Dies gelang zumindest in der bürgerlichen Ideologie durch die Rückkopplung der objektiven Zeit an die Geschichte (seit dem ausgehenden 19. Jahrhundert etablieren sich Zeit-Ideologeme wie Mode, Modernität, Up-to-date-Sein, Dekadenz) und durch die Entkopplung der subjektiven Zeit vom Subjekt selbst, nämlich durch Vitalisierung oder Ontologisierung der Zeit (Nietzsche, Bergson, Heidegger). Erst mit dem Fordismus wird eine Ideologie geschaffen, in der objektive und subjektive Zeit deshalb amalgamiert werden können, weil in der Taktungslogik der Standardisierung, der technologischen Rationalität, jede Differenz von Subjekt und Objekt ohnehin nivelliert erscheint: In der Zeit des technischen Fortschritts ist der Mensch »antiquiert«, wie Günther Anders erstmals bündig analysierte.

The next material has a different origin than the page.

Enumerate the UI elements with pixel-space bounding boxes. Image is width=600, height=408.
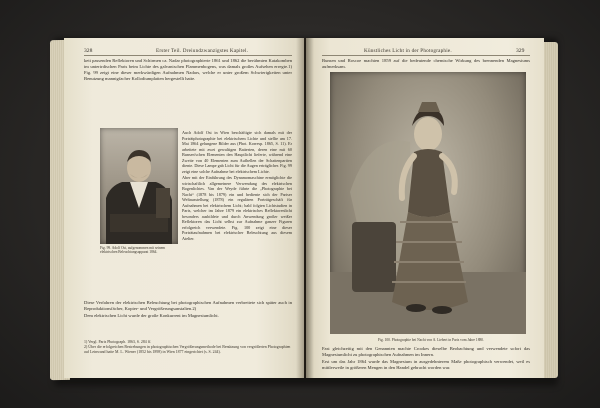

Die Ökonomisierung der Zeit, das heißt die Ausrichtung des sozialen Lebens an chronologischer Planung und Optimierung, entwickelt sich seit den siebziger Jahren global und ubiquitär: Die »biologische Zeit«, die lebensweltlich verknappt wurde, wird jetzt – in der Fabrik und in der Freizeit – automatisiert. Die Vertaktung des Lebens wird zur Periodisierung des Lebens, die Periodisierung indes zur Grundlage der Digitalisierung. Und es passt durchaus zu Virilios Dromologie, bei der ansonsten alle Kritik der politischen Ökonomie ausgespart bleibt, dass in den Siebzigern sukzessive Quartz-Digitalarmbanduhren sich allgemein durchsetzten.
Doch auch für den hysterischen Dromologen ist die Zeit nicht einholbar; Virilios rasender Stillstand verzerrt sich zum postmodernen Sisyphos-Mythos – am Ende droht der Infarkt, oder, das wäre gegenwärtig die einzige Rettung, die Langeweile. Sie wird in der Tat zur weniger leidvollen Alternative einer Welt, in der Zeit nur noch in Fenstern, Timelines und Units verwaltet wird.